Description
The collection covers Bach's professional career from his
graduate student days at the University of Chicago in the late 1930s to the dedication
of the George L. Bach Auditorium at Carnegie-Mellon University in 1993. Included are
primarily: publications, articles, papers, and speeches dealing with topics such as
inflation, government economic policies, economic education, and the future of corporate
growth; course materials, notes, and articles intended for use in Stanford University
undergraduate and Graduate School of Business courses; several folders dealing with
"inflation", a primary focus of Bach's career, and several working papers by noted
economists such as Milton Friedman, Robert J. Gordon, and Arthur Okun; correspondence,
covering Bach's pre-Stanford activities at Carnegie Institute of Technology, his
involvement with the Ford Foundation's Committee for Economic Development, and
communications with various publishers and corporations, including the NY Times, World
Book Encyclopedia, IBM, and Hewlett-Packard; drafts of testimony and correspondence
concerning appearances before governmental bodies; Stanford correspondence primarily
concentrated in the early to mid-1980s time period, chronicling the "Bach Chamber
Society's" concern with criticism of business school programs; and copies of legal
papers, newspaper articles, and handwritten notes concerning the dismissal case of
Professor Franklin. Included with the biographial material are class notes and papers
from Bach's graduate school days at the University of Chicago.
Background
George Leland Bach earned his doctorate in economics from the University of Chicago in
1940. He worked as a research economist for the Federal Reserve Board during World War
II. After the war, Bach became the founding dean of the Graduate School of Industrial
Adminstration at Carnegie-Mellon University. In 1959, Bach became the chairman of the
Ford Foundation's National Task Force and the Committee for Economic Development (CED).

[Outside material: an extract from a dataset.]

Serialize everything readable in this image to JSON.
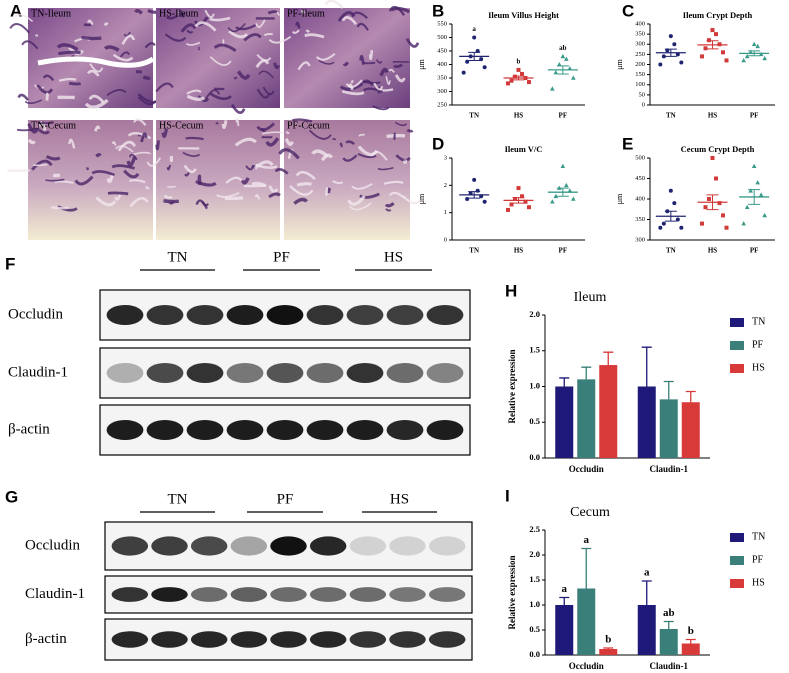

Two years later, CED recommended the introduction of basic courses in economic theory at
the high school level. In 1962, Bach accepted a visiting scholar position at Stanford
University, and received a full appointment to the Graduate School of Business in 1966.
At Stanford, Bach was an advocate of rigorous standards for MBA candidates. As a member
of the Faculty Senate at Stanford, he sat on the hearing board in the 1971 Franklin
dismissal case. The author of several books and articles on inflation, monetary policy
and basic economic theory, Bach also worked for a variety of organizations and
corporations, and frequently gave testimony before Congress on economic policy.